Bush himself made an overdue but major move toward this goal Friday, when he decided to end months of angry exchanges between the United States and Jordan to which he had been a heavy contributor. He called Jordan a "tremendously important country in this new world order," a big change from last August, when he denied it economic help because King Hussein stayed out of the anti-Iraq coalition.

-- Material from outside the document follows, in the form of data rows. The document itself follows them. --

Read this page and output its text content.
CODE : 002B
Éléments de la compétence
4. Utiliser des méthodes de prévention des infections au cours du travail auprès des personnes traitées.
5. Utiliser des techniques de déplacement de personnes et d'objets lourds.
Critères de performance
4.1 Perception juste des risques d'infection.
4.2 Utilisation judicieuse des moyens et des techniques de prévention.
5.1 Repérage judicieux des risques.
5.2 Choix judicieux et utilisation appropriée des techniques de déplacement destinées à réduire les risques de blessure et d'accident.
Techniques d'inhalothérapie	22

But Jordan cuts a relatively minor figure on the Middle East's post-war chess board. After Saddam Hussein is knocked out, the heavy players will be Egypt and Saudi Arabia, vying to be Uncle Sam's closest ally; Turkey, which is suspected by Syria of eyeing territorial acquisitions in a decimated Iraq; and Iran, the once-and-future colossus of the Persian Gulf. Once the Gulf war ends, Bush and Secretary of State James A. Baker III will push Israel as hard as U.S. political reality permits to resolve the Palestinian dispute. But the Arab-Israeli struggle is old and has stymied every president since 1967.
Gates's study centers on what is new and uncharted as a result of Arab membership in the anti-Saddam coalition: the rise of Saudi Arabia and Egypt and the sudden warming of long-icy relations with Syria, next to Libya the most consistently anti-American state in the region. But just as Hafez Assad renews relations with Washington, he runs into trouble with the Turks.

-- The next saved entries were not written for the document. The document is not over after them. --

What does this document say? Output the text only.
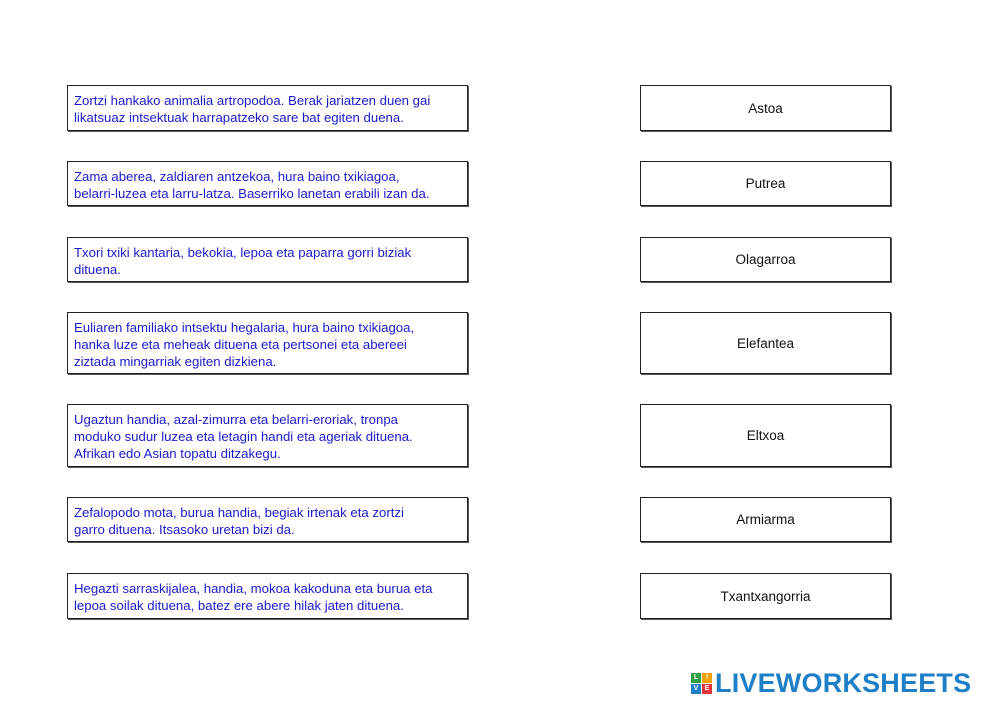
Zortzi hankako animalia artropodoa. Berak jariatzen duen gai
likatsuaz intsektuak harrapatzeko sare bat egiten duena.
Zama aberea, zaldiaren antzekoa, hura baino txikiagoa,
belarri-luzea eta larru-latza. Baserriko lanetan erabili izan da.
Txori txiki kantaria, bekokia, lepoa eta paparra gorri biziak
dituena.
Euliaren familiako intsektu hegalaria, hura baino txikiagoa,
hanka luze eta meheak dituena eta pertsonei eta abereei
ziztada mingarriak egiten dizkiena.
Ugaztun handia, azal-zimurra eta belarri-eroriak, tronpa
moduko sudur luzea eta letagin handi eta ageriak dituena.
Afrikan edo Asian topatu ditzakegu.
Zefalopodo mota, burua handia, begiak irtenak eta zortzi
garro dituena. Itsasoko uretan bizi da.
Hegazti sarraskijalea, handia, mokoa kakoduna eta burua eta
lepoa soilak dituena, batez ere abere hilak jaten dituena.
Astoa
Putrea
Olagarroa
Elefantea
Eltxoa
Armiarma
Txantxangorria
L	I
V E LIVEWORKSHEETS
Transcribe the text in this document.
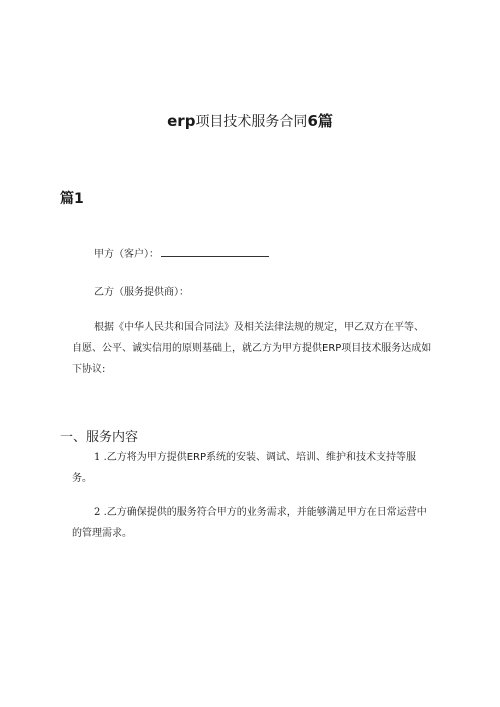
erp项目技术服务合同6篇
篇1
甲方（客户）：
乙方（服务提供商）：
根据《中华人民共和国合同法》及相关法律法规的规定，甲乙双方在平等、自愿、公平、诚实信用的原则基础上，就乙方为甲方提供ERP项目技术服务达成如下协议:
一、服务内容
1 .乙方将为甲方提供ERP系统的安装、调试、培训、维护和技术支持等服务。
2 .乙方确保提供的服务符合甲方的业务需求，并能够满足甲方在日常运营中的管理需求。
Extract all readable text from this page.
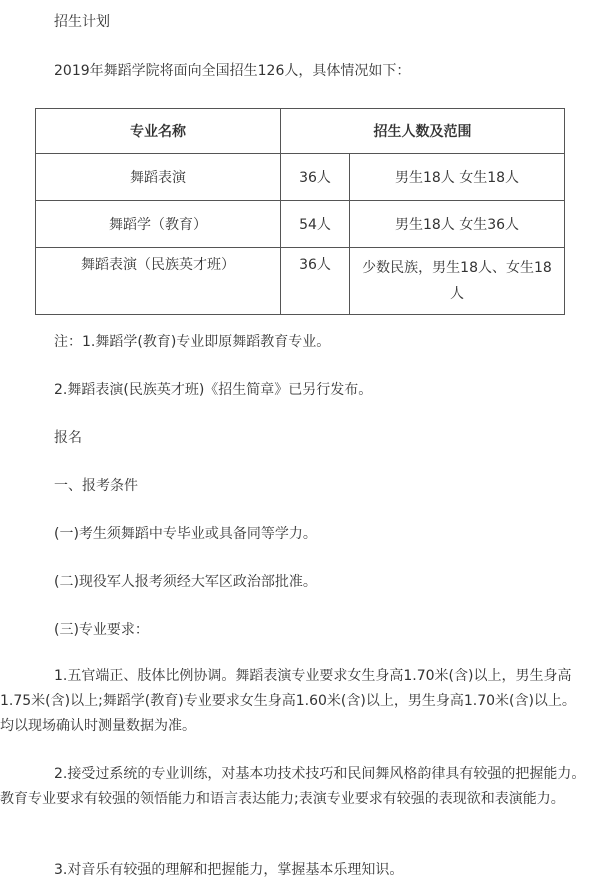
招生计划

2019年舞蹈学院将面向全国招生126人，具体情况如下：

专业名称	招生人数及范围	
舞蹈表演	36人	男生18人 女生18人
舞蹈学（教育）	54人	男生18人 女生36人
舞蹈表演（民族英才班）	36人	少数民族，男生18人、女生18人

注：1.舞蹈学(教育)专业即原舞蹈教育专业。

2.舞蹈表演(民族英才班)《招生简章》已另行发布。

报名

一、报考条件

(一)考生须舞蹈中专毕业或具备同等学力。

(二)现役军人报考须经大军区政治部批准。

(三)专业要求：

1.五官端正、肢体比例协调。舞蹈表演专业要求女生身高1.70米(含)以上，男生身高1.75米(含)以上;舞蹈学(教育)专业要求女生身高1.60米(含)以上，男生身高1.70米(含)以上。均以现场确认时测量数据为准。

2.接受过系统的专业训练，对基本功技术技巧和民间舞风格韵律具有较强的把握能力。教育专业要求有较强的领悟能力和语言表达能力;表演专业要求有较强的表现欲和表演能力。

3.对音乐有较强的理解和把握能力，掌握基本乐理知识。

In Turkey, President Turgut Ozal's unexpected offering to Bush of the Incirlik air base for strikes against Iraq has caused much anguish in Damascus. Syria sees Turkey stirring unrest among Kurdish minorities in Iraq, Turkey and Iran in order to get a piece of Iraq. That is viewed as a security threat by the Syrians, who contend the Turks are willing to pay for U.S. acquiescence to their plans by offering Incirlik.
Bush and Baker showed few signs of coming to grips with these and a host of other postwar issues until the president asked Gates to head a high-level panel of CIA, State Department and National Security staffers. It is none too soon.

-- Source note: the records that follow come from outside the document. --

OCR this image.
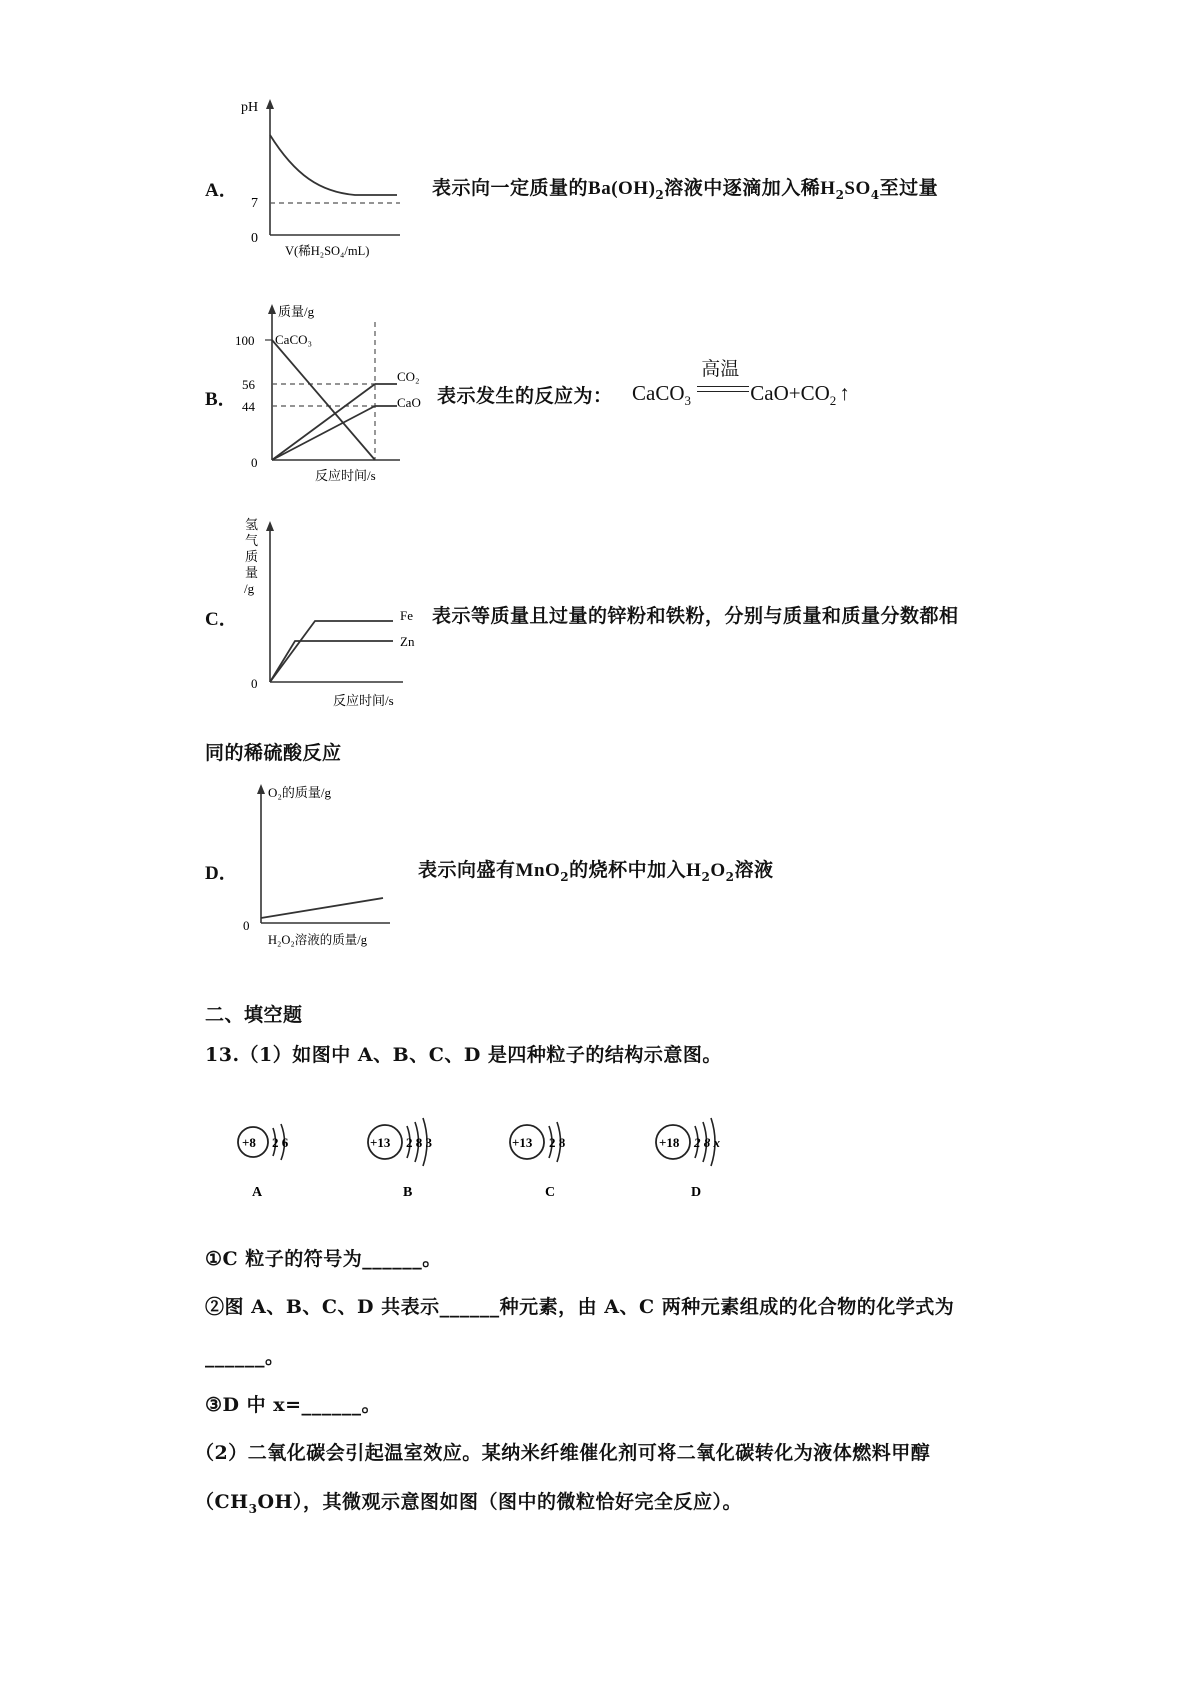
A．
pH
7
0
V(稀H₂SO₄/mL)
表示向一定质量的$Ba(OH)_2$溶液中逐滴加入稀$H_2SO_4$至过量
B．
质量/g
100
56
44
0
CaCO₃
CO₂
CaO
反应时间/s
表示发生的反应为： CaCO$_3$
高温
$CaO+CO_2$ ↑
C．
氢
气
质
量
/g
0
Fe
Zn
反应时间/s
表示等质量且过量的锌粉和铁粉，分别与质量和质量分数都相
同的稀硫酸反应
D．
O₂的质量/g
0
H₂O₂溶液的质量/g
表示向盛有MnO$_2$的烧杯中加入$H_2O_2$溶液
二、填空题
13.（1）如图中 A、B、C、D 是四种粒子的结构示意图。
+8 2 6
A
+13 2 8 3
B
+13 2 8
C
+18 2 8 x
D
①C 粒子的符号为______。
②图 A、B、C、D 共表示______种元素，由 A、C 两种元素组成的化合物的化学式为
______。
③D 中 x=______。
（2）二氧化碳会引起温室效应。某纳米纤维催化剂可将二氧化碳转化为液体燃料甲醇
$(CH_3OH)$，其微观示意图如图（图中的微粒恰好完全反应）。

"We'll win the war, and then maybe in a year we will begin to understand the meaning of what we have done in destabilizing the old regional balance of power," retired Gen. William Odom, former head of the National Security Agency and deputy national security director for President Jimmy Carter, told us.
Despite his fascination for foreign affairs, Bush's long suit is not strategic planning -- or what one insider calls "conceptual concentration." He loves hands-on management with heavy personal involvement, particularly on the telephone, plus meticulous attention to how his aides and advisers are carrying out his policies.
Almost before Deputy Secretary of State Lawrence Eagleburger had climbed off his plane on returning from Israel last week, a White House source told us, Bush summoned him. He wanted Eagleburger, still in his traveling blue jeans, to deliver a personal briefing on his mission to Jerusalem to talk the Israelis out of retaliating against Iraqi missile strikes. But that attention to detail is not the same as planning postwar chess moves.
On our recent swing through the Middle East, we found alarm among many key diplomats, both American and European, over Bush's failure to lay down even a bare outline for policy in the new Middle East that will emerge when its first U.S.-vs.-Arab war has ended in an expected four to six weeks.
Arab leaders told us that the president of the last remaining superpower frequently dismayed them with his personalized invective against the Iraqi dictator. If that's how the leaders felt, the Arab street has been far more deeply affected by Bush's blunt, often crude, rhetoric.
Coupled with the awesome pounding Iraq has taken from bombs, missiles and other ordnance in America's war machine, Arab masses may resent Saddam's humiliation by Bush even though their admiration for the Iraqi tyrant is not universal. Sympathy for a defeated Saddam plays into the hands of anti-American nationalists and the Moslem fundamentalists who want the United States to get out and stay out of their land.
Preventing rampant anti-Americanism may become the most difficult of Bush's problems, requiring all his political skill. The buildup of mass Arab resentments would quickly wipe out the gains of Bush's masterful performance as commander in chief. This is one conflict where postwar planning must start with the shooting, and the president has finally begun to tackle a task he obviously relishes less than leading the punitive expedition against Baghdad.